Wes Gordon still believes in event clothes. Just back from officiating at his little sister’s wedding in Atlanta—rescheduled from June and with an intimate guest list of 25—the Carolina Herrera designer knows that the pandemic won’t permanently cancel special occasions. “Women are still coming to mark milestones; there’s still a desire for clothes that create unforgettable moments,” he said from his house in Connecticut, where he was self-quarantining. But events do look different now, and the changes are reflected in his spring collection.
This was not an abrupt departure for Gordon, who’s about two-and-a-half years into his stint at the label. In fact, he said he’d “doubled-down” on Herrera-isms, like dramatic sleeves, color, polka dots, and prints. It was more so that the attitude of the clothes has shifted. He listed his muses as Mia Farrow, Sade, and Mrs. Herrera herself. Overall, the sensibility was more youthful and casual than usual, while holding onto the grace that is the house founder’s legacy.
The models wore brogues and other flat shoes as they strode through the former Williamsburgh Savings Bank where this look book was photographed. That was the first big difference. Another was the Rosemary’s Baby–era abbreviated hems. A third were the party pants: high-waisted and cropped above the ankles and worn with those brogues to gamine effect. Among the more formal dresses, a willowy black number whose volume blossomed below the knee was especially striking.

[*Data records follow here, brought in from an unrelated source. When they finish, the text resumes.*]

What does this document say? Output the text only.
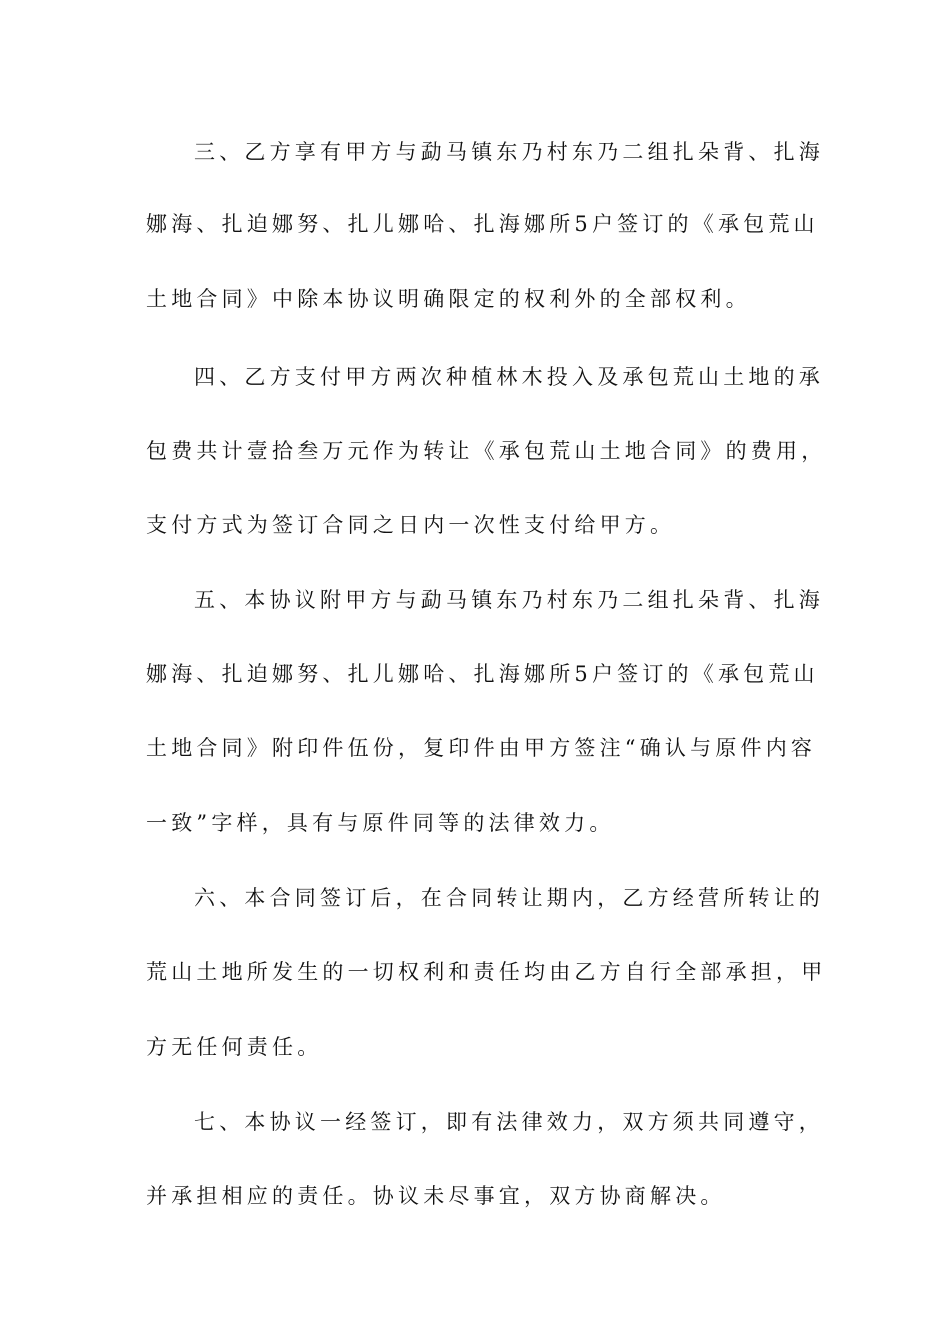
三、乙方享有甲方与勐马镇东乃村东乃二组扎朵背、扎海
娜海、扎迫娜努、扎儿娜哈、扎海娜所5户签订的《承包荒山
土地合同》中除本协议明确限定的权利外的全部权利。
四、乙方支付甲方两次种植林木投入及承包荒山土地的承
包费共计壹拾叁万元作为转让《承包荒山土地合同》的费用，
支付方式为签订合同之日内一次性支付给甲方。
五、本协议附甲方与勐马镇东乃村东乃二组扎朵背、扎海
娜海、扎迫娜努、扎儿娜哈、扎海娜所5户签订的《承包荒山
土地合同》附印件伍份，复印件由甲方签注“确认与原件内容
一致”字样，具有与原件同等的法律效力。
六、本合同签订后，在合同转让期内，乙方经营所转让的
荒山土地所发生的一切权利和责任均由乙方自行全部承担，甲
方无任何责任。
七、本协议一经签订，即有法律效力，双方须共同遵守，
并承担相应的责任。协议未尽事宜，双方协商解决。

Gordon spoke of the satisfaction of getting back into the studio and into the company’s Garment District atelier after having to design, produce, and fit the resort collection that preceded it via computer screen. As he described looks, he named the craftspeople responsible for them. Oksana, the resident tulle whisperer, worked on a sculptural pink tulle party dress; Miro worked on another short number with an asymmetrical bow detail. “All his pieces, you want to dance in them,” Gordon said. “It’s my favorite collection since I’ve been at Herrera,” he added. The pleasure he took in making it shows.